Why would Sierra Leoneans buy this perspective in a time of shrill partisanship? Precisely because of the tenor of our discord, the value of a robust, imperfect, common good that can be appealing. We need not all like each other, but if we truly work to live together, knowing that doing so is not only materially beneficial but historically impressive, we should have a better chance at regaining a nomos, even though it will not be exactly the one anyone Sierra Leonean most desires. While this essay is creatively hopeful, it will not be an easy task to reignite a broad commitment to our system, above and beyond the partisan level. It may not be the case that a national approach to civic education can work as well as it did before, but that still leaves us with the question of what actually to do, even in part, to reset the foundation of citizen investment in the idea of Sierra Leone and a commitment to its practical workings.

Late President Ahmad Tejan Kabbah provides another worthy historical examination for today’s citizens. He revisited his progressive administrative skills to find APC members of that time defending the strong party system—that was a political environment where a small number of political parties powerfully channelled almost all important political decision-making—as an important tool for channelling democracy toward a common good. This essay is a timely response to the many Sierra Leoneans who now casually lament that our system has only two parties, that the parties do not seem different enough, that they are both home to zealots, or even that we have parties at all. Ahmad Tejan Kabbah recovered the argument that without strong parties, we will have no mechanism for channelling our passions, competing interests, and political energy.
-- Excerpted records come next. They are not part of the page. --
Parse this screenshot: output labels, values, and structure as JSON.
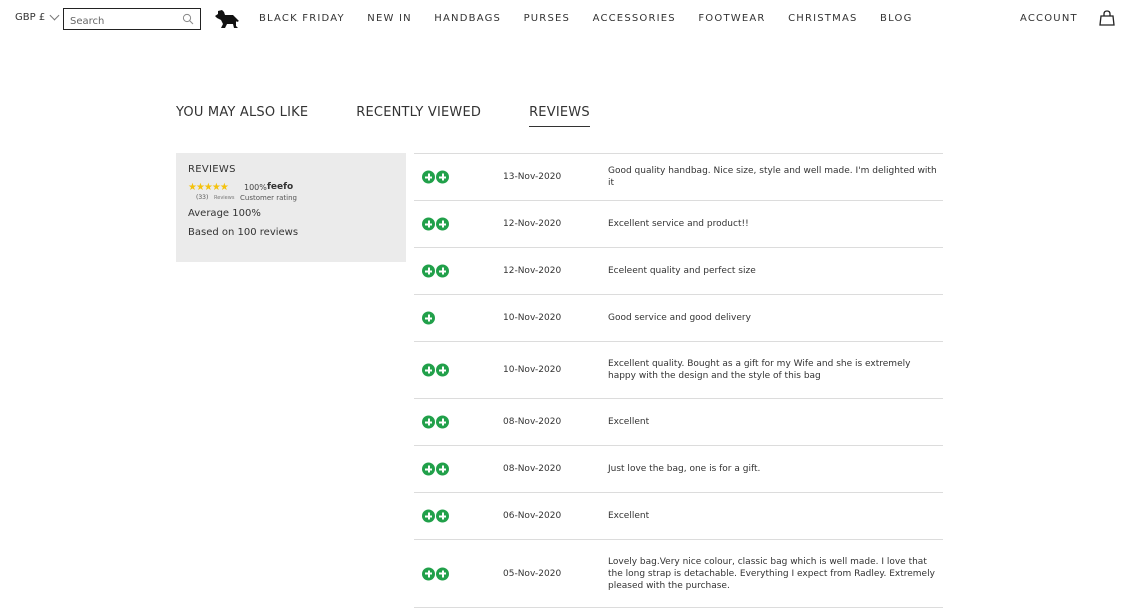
{
  "header": {
    "currency": "GBP £",
    "search_placeholder": "Search",
    "nav": [
      "BLACK FRIDAY",
      "NEW IN",
      "HANDBAGS",
      "PURSES",
      "ACCESSORIES",
      "FOOTWEAR",
      "CHRISTMAS",
      "BLOG"
    ],
    "account": "ACCOUNT"
  },
  "tabs": [
    "YOU MAY ALSO LIKE",
    "RECENTLY VIEWED",
    "REVIEWS"
  ],
  "summary": {
    "title": "REVIEWS",
    "feefo": {
      "stars": "★★★★★",
      "percent": "100%",
      "brand": "feefo",
      "count": "(33)",
      "reviews_word": "Reviews",
      "customer_rating": "Customer rating"
    },
    "average": "Average 100%",
    "based_on": "Based on 100 reviews"
  },
  "reviews": [
    {
      "rating": 2,
      "date": "13-Nov-2020",
      "text": "Good quality handbag. Nice size, style and well made. I'm delighted with it"
    },
    {
      "rating": 2,
      "date": "12-Nov-2020",
      "text": "Excellent service and product!!"
    },
    {
      "rating": 2,
      "date": "12-Nov-2020",
      "text": "Eceleent quality and perfect size"
    },
    {
      "rating": 1,
      "date": "10-Nov-2020",
      "text": "Good service and good delivery"
    },
    {
      "rating": 2,
      "date": "10-Nov-2020",
      "text": "Excellent quality. Bought as a gift for my Wife and she is extremely happy with the design and the style of this bag"
    },
    {
      "rating": 2,
      "date": "08-Nov-2020",
      "text": "Excellent"
    },
    {
      "rating": 2,
      "date": "08-Nov-2020",
      "text": "Just love the bag, one is for a gift."
    },
    {
      "rating": 2,
      "date": "06-Nov-2020",
      "text": "Excellent"
    },
    {
      "rating": 2,
      "date": "05-Nov-2020",
      "text": "Lovely bag.Very nice colour, classic bag which is well made. I love that the long strap is detachable. Everything I expect from Radley. Extremely pleased with the purchase."
    }
  ],
  "colors": {
    "rating_icon": "#21a04a",
    "panel_bg": "#ebebeb",
    "star": "#f4c20d"
  }
}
Put another way, if we do not have strong parties that have a chance to harness and organise our diverse “factions,” then what hope do we have for a functioning political life in the long term? Or we can think about it this way: The two big parties are not going anywhere, at least not any time soon. We may not like them. In fact, most of us do not like either of them right now. But we do not have a real chance, legally or politically, of replacing them anytime soon. They have enshrined their power into state election laws, all three branches of the government, and voters’ political imaginations. It might not be easy to make them representative of broad swaths of Sierra Leone or to have them check and moderate each other, but we had better try. Wishing the parties away for today’s Sierra Leone is like wishing a family history of a specific health threat away. The only response is to know and combat the threat rather than to hope it disappears. Of course, accepting that the parties we have are better than most likely alternatives does not do anything to solve the issues the current system presents. We should think carefully and in search of specific practical reforms toward the end of improving the things that do cure the party system we have today.

Taken together, SLPP and APC, along with the impressive collection of thinkers who continue to contribute to our contraption, provide their readers with an innovative, historically grounded, and good faith look at Sierra Leone today and how we might work toward a better Sierra Leone tomorrow. This is not a manual for those who want quick fixes and is not Pollyanna’s treatise of Sierra Leonean exceptionalism. And this is where its virtue lies. It takes a sober look at where we have come to and resolves to use our history, the creativity built into our unique system, and a commitment to civic hopefulness as tools to do the real work of citizenship: to strive to see the good in one’s fellow Sierra Leonean and to apply one’s gifts toward making the whole community a place with a stronger common good. While this anthology presents a worthy look at some of the major things that trouble Sierra Leone’s democracy today, it is short on specific, realistic policy proposals that could lead to widespread improvement. The question of what to do next, then, is largely left up to the reader, but it is the most important conundrum facing those who want to rejuvenate Sierra Leonean political life.